Sales in Barnes & Noble’s Nook device and e-book business were $311 million for the nine weeks of the 2012 holiday shopping season, down 12.6 percent from the same period a year earlier.

That’s the word this morning from the bookseller. Combined with a 10.9 percent decrease in Barnes & Noble’s physical and web retail division, it was a rough holiday for the company. The bookseller isn’t seeing the growth in its device and digital content businesses needed to make up for the decline in traditional retail book sales.

Barnes & Noble partners with Microsoft on the Nook business and competes with Amazon.com and its Kindle lineup, which was revamped to go head-to-head with overhauled Nook devices.

“NOOK device sales got off to a good start over the Black Friday period, but then fell short of expectations for the balance of holiday,” says Barnes & Noble CEO William Lynch in a news release. “We are examining the root cause of the December shortfall in sales, and will adjust our strategies accordingly going forward.”
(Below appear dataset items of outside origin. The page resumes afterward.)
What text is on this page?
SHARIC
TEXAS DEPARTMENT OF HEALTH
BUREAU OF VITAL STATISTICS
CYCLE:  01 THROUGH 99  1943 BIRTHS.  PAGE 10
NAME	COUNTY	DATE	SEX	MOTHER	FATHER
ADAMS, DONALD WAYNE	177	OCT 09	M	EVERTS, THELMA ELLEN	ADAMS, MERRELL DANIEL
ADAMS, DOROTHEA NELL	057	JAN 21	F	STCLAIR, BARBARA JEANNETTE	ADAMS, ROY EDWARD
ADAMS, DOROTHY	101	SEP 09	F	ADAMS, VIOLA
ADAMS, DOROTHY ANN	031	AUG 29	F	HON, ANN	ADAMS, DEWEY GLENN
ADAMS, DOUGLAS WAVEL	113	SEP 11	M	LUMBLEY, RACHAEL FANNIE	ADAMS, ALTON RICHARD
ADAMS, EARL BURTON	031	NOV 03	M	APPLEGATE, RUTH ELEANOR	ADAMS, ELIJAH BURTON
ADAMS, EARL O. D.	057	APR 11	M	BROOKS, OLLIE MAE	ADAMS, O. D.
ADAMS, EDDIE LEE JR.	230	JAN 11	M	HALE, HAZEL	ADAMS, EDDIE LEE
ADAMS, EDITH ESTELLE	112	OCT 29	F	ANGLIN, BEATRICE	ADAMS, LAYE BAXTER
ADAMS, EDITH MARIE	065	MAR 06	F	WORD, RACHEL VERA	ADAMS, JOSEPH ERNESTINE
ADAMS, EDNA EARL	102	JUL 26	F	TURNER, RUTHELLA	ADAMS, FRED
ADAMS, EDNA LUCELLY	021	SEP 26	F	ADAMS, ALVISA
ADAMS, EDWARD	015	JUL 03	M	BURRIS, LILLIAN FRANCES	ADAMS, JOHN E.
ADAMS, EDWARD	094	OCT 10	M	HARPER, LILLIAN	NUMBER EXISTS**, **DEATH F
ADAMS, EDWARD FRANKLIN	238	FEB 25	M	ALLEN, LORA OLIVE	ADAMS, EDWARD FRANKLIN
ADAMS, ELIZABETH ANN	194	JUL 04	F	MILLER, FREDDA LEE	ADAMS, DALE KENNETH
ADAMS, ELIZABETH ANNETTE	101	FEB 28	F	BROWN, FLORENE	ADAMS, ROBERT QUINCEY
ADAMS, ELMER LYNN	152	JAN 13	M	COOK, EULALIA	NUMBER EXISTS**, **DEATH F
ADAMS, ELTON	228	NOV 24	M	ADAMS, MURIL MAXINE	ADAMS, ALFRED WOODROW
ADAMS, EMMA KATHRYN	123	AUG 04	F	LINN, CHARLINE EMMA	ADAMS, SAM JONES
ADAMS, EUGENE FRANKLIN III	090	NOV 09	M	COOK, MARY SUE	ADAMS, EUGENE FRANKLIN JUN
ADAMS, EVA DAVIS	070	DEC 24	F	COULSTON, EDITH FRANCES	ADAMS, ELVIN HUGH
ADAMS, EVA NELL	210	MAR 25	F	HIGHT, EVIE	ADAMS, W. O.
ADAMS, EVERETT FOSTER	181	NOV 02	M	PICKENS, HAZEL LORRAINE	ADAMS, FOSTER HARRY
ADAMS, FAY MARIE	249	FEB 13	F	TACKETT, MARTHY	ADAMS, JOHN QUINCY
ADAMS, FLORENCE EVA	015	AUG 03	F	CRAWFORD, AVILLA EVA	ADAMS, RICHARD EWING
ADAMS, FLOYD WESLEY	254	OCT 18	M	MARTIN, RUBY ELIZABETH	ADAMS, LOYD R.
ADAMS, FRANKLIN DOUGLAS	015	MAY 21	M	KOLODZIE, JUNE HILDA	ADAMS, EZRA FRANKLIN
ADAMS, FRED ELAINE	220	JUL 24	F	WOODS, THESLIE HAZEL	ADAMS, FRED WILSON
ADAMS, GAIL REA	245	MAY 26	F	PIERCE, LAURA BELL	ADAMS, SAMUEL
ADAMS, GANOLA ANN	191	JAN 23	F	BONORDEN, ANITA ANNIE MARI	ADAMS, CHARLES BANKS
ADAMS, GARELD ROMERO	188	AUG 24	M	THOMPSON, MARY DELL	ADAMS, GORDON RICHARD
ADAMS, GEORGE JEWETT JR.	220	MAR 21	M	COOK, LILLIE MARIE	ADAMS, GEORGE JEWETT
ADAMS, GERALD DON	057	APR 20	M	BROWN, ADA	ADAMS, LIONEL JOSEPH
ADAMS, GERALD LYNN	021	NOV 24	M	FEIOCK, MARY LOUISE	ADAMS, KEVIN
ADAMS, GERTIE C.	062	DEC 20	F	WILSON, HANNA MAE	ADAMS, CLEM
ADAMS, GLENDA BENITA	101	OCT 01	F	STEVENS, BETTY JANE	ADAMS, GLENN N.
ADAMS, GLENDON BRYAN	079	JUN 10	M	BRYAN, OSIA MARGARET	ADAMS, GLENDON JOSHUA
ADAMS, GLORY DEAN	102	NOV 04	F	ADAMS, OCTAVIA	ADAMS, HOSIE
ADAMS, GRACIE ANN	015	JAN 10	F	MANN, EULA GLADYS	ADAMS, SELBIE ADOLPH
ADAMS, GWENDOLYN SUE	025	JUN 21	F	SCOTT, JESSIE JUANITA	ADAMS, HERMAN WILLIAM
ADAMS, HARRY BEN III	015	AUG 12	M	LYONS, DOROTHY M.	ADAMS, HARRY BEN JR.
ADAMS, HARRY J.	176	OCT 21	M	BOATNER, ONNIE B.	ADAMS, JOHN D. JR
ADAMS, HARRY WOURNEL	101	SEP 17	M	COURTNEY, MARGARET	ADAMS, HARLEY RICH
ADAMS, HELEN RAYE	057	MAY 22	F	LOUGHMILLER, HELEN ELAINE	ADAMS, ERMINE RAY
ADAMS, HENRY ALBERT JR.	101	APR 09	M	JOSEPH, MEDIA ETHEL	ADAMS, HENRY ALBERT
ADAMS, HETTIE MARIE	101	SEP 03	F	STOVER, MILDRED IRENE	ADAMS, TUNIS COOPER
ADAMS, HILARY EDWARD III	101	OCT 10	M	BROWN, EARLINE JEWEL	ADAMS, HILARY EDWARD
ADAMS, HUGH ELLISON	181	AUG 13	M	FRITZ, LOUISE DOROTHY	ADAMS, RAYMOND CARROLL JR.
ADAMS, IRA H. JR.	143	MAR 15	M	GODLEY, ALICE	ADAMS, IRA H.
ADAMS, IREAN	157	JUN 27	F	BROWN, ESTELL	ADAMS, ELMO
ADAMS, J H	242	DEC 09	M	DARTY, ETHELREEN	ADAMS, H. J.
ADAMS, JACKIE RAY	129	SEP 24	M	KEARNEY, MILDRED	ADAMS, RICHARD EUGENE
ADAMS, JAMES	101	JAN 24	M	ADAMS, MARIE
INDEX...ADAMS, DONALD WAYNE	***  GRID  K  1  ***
Although Nook device sales declined for the holiday period, digital content sales increased 13.1 percent. Barnes & Noble says it now expects the Nook business to post revenues of $3 billion in fiscal 2013, while still operating at a loss.

Barnes & Noble says its digital strategy “will continue to center around delivering the best digital reading, shopping and content experience in the market, while also being diligent about calibrating expenses to business trends in order to scale the business to profitability over time.”

Microsoft, which invested $300 million in the Nook business, will own slightly less than 17 percent of the Barnes & Noble subsidiary after a new investment by the Pearson publishing company.